Titles of some of the other varying magazine franchises called "Boys Own", which total more than 15 different publications, included Boys' Own Journal, Boys' Own Library, Boy's Own Paper, The Boys' Own, Boys' Own Times and News of the World, etc. The most long-lived of the magazines was Boy's Own Paper, which was published from 1879 until 1967, becoming a British institution. The phrase "real Boys Own stuff" is still used in Britain to describe exciting feats of derring-do.

==1986 fanzine==

The title Boy's Own was used for a different type of publication, a fanzine, from 1986 to 1992, publishing two or three thousand copies, founded by Andrew Weatherall, Terry Farley, Steve Mayes, Steve Hall, and Cymon Eckel. It covered football, fashion, music, clubbing, politics and humour. The magazine's crew threw parties, and gave rise to a record label, Junior Boy's Own.

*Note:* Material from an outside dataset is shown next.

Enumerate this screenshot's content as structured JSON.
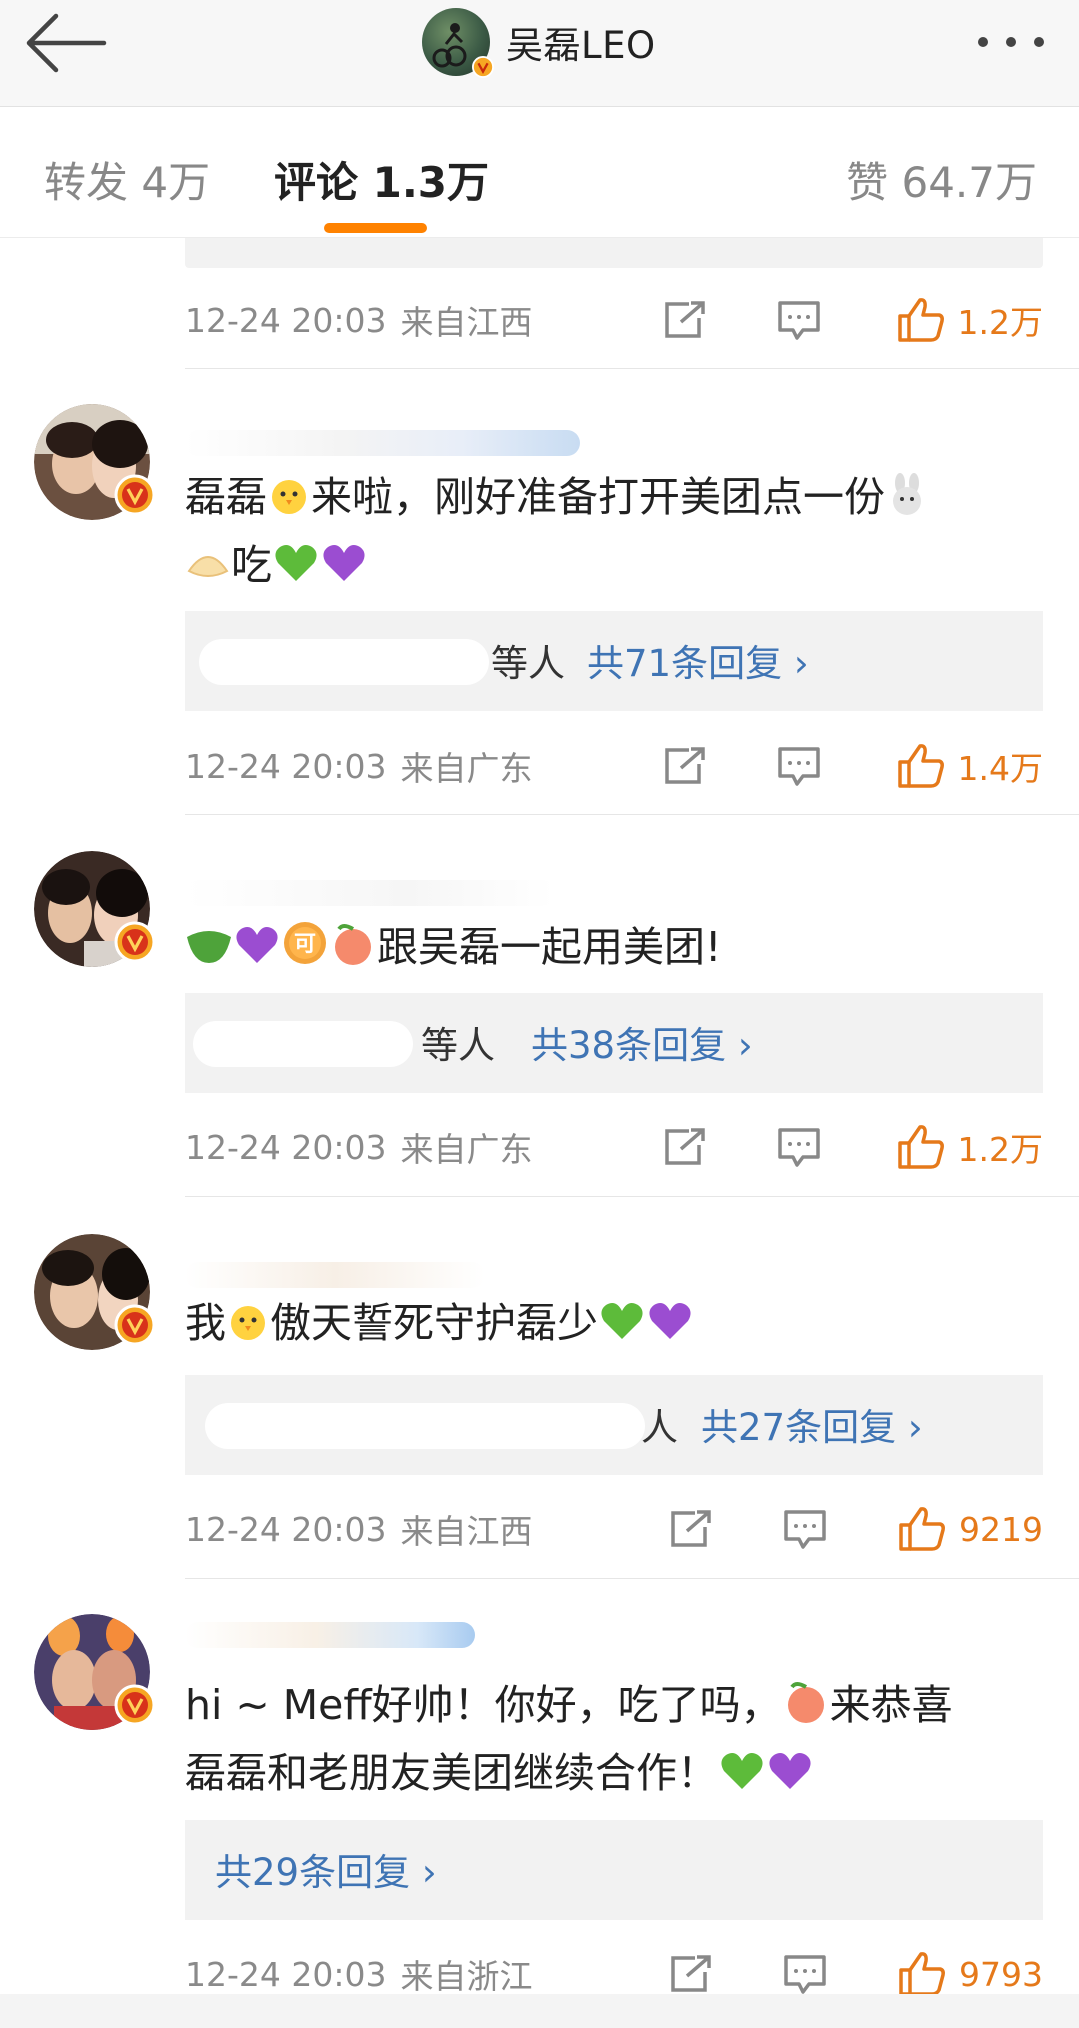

In 2025 a hardback collection of all the fanzines was published.

==Content==
The contents of the various magazine titles consisted largely of boyish and manly fiction and adventure tales. The magazines could also contain nonfiction stories and adventures, nonfiction and how-to instructional articles, and articles similar to scouting or Boy Scout activities. Contents also included articles on sports, articles on boys school life, and also detective fiction, Western fiction, science fiction, and other genres of interest to boys.